La-Z-Boy: Based in Monroe, MI, this company manufactures, markets, imports, exports, distributes, and retails upholstery furniture products, accessories, and casegoods furniture products. LZB has been benefiting from strong demand trends across all business units.
Further, its solid cash position and investment in business bode well. The company has been navigating well through challenges like escalating commodity and freight costs with the help of higher pricing, strong brand presence, vast distribution through multiple channels and strategic investments across the business to drive market share gains.

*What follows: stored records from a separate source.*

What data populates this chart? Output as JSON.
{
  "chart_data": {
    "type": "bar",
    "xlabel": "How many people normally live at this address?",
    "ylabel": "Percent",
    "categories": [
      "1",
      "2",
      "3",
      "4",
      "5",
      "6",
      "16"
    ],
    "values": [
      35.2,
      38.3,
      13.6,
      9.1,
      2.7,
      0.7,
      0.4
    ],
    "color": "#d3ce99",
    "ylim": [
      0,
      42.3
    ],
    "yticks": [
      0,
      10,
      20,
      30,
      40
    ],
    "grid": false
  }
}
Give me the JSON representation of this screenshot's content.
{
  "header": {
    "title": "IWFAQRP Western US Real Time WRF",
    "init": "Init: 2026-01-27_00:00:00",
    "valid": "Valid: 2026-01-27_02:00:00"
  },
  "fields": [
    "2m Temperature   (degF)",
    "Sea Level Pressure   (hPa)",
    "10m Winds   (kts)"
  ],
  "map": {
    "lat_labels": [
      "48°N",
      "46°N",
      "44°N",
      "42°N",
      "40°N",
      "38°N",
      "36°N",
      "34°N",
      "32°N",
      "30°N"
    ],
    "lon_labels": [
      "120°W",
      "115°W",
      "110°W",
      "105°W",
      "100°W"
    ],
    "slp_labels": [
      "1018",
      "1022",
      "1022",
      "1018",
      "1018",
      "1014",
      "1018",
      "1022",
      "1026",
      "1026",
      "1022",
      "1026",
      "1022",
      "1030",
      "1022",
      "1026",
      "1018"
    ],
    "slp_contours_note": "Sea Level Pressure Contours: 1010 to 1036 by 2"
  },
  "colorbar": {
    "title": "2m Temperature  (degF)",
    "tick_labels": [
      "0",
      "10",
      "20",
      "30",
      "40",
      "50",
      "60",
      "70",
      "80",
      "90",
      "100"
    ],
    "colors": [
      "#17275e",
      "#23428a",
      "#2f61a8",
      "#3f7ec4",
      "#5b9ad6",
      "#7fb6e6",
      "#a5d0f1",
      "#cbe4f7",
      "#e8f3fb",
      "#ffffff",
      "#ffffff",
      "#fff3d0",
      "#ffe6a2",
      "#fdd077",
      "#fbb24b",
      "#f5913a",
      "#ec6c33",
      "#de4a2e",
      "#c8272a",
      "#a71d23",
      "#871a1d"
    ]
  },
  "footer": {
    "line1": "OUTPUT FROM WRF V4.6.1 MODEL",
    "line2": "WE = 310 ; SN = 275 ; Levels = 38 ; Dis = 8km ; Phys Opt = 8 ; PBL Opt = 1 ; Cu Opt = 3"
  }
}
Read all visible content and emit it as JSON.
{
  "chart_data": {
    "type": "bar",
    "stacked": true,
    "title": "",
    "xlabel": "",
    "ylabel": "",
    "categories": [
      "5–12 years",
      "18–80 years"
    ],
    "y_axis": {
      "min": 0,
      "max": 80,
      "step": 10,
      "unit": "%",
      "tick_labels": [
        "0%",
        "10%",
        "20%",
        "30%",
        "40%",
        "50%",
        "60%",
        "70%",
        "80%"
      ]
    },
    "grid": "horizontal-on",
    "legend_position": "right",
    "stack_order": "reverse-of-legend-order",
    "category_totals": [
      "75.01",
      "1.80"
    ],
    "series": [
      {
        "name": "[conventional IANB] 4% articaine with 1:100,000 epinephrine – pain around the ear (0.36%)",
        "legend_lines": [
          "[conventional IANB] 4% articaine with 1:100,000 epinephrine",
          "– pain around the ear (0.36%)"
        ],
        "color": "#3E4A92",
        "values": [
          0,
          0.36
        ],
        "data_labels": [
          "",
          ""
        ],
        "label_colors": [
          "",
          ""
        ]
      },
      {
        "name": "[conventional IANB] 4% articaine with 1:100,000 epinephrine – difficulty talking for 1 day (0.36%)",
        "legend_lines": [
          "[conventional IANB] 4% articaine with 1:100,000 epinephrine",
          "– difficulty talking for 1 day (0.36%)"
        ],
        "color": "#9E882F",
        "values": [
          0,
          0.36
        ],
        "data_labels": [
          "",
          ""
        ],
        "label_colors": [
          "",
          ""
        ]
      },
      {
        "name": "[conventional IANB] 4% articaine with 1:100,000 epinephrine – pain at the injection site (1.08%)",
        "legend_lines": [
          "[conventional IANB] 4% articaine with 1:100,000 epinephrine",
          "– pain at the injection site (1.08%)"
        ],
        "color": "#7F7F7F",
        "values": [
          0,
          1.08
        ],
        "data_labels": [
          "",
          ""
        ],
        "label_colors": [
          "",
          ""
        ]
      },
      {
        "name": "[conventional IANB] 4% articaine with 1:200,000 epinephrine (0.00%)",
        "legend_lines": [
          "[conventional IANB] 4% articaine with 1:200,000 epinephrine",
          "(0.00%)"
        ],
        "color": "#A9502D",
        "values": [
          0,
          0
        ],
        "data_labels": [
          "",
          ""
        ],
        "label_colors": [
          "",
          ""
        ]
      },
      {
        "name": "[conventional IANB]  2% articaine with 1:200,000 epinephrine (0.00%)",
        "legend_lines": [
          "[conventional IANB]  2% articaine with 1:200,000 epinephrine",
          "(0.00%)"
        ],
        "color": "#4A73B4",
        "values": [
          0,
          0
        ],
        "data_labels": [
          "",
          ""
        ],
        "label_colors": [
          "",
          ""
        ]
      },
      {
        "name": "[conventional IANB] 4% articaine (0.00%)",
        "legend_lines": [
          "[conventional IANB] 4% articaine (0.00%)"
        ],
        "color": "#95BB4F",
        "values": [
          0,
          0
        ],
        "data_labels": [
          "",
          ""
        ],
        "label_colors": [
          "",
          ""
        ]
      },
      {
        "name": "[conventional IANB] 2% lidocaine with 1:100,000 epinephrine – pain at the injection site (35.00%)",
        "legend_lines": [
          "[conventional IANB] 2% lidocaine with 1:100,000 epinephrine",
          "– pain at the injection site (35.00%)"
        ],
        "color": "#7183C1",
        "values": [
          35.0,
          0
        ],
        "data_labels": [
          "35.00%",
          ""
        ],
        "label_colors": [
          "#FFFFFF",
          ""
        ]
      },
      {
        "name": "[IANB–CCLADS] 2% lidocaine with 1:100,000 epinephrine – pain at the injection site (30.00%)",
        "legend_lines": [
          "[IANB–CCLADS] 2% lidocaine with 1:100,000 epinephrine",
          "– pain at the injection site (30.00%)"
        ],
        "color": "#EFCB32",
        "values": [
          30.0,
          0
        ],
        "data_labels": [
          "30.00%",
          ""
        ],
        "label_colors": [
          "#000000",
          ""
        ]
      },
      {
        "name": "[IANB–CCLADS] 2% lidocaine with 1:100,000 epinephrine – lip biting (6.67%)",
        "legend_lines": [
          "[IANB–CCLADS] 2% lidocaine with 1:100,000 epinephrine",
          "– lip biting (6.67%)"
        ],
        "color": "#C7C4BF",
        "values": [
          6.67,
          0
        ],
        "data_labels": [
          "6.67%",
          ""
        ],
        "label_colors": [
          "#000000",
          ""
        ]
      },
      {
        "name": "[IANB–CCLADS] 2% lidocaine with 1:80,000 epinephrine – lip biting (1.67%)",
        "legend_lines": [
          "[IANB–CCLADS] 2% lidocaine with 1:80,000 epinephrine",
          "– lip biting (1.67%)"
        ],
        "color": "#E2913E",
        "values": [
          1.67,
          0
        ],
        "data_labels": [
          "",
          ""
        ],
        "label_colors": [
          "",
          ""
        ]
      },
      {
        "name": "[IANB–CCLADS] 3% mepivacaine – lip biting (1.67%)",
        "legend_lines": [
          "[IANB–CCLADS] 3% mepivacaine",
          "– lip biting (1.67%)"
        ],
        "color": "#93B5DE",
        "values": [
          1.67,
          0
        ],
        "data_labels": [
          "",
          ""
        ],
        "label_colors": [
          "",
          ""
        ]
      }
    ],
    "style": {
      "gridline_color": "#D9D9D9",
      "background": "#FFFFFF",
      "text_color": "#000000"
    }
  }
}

La-Z-Boy’s shares have dropped 40.9% in the past year. Nonetheless, earnings of La-Z-Boy — a Zacks Rank #3 company — are expected to grow 13.7% in fiscal 2022.
Virco Mfg.: Headquartered in Torrance, CA, this company designs, produces and distributes furniture in the United States. Although the company has been reeling under material cost increases, and higher costs associated with materials, freight and logistics, VIRC has been witnessing higher demand as stimulus funding aids recovery in the school furniture market. Notably, the fourth quarter is typically a slow time for orders in the seasonal cycle for school furniture.
Nonetheless, orders were up 65% during the fiscal fourth quarter of 2022 compared to the same period of the prior year. A higher funding level for public schools, as well as the competitive advantage it has from its domestic production and distribution model, has been enabling VIRC to consistently take market share from overseas competitors.
VIRC’s shares have slipped 4% in the past year. Earnings of VIRC — a Zacks Rank #3 company — are expected to grow 134.7% in fiscal 2022.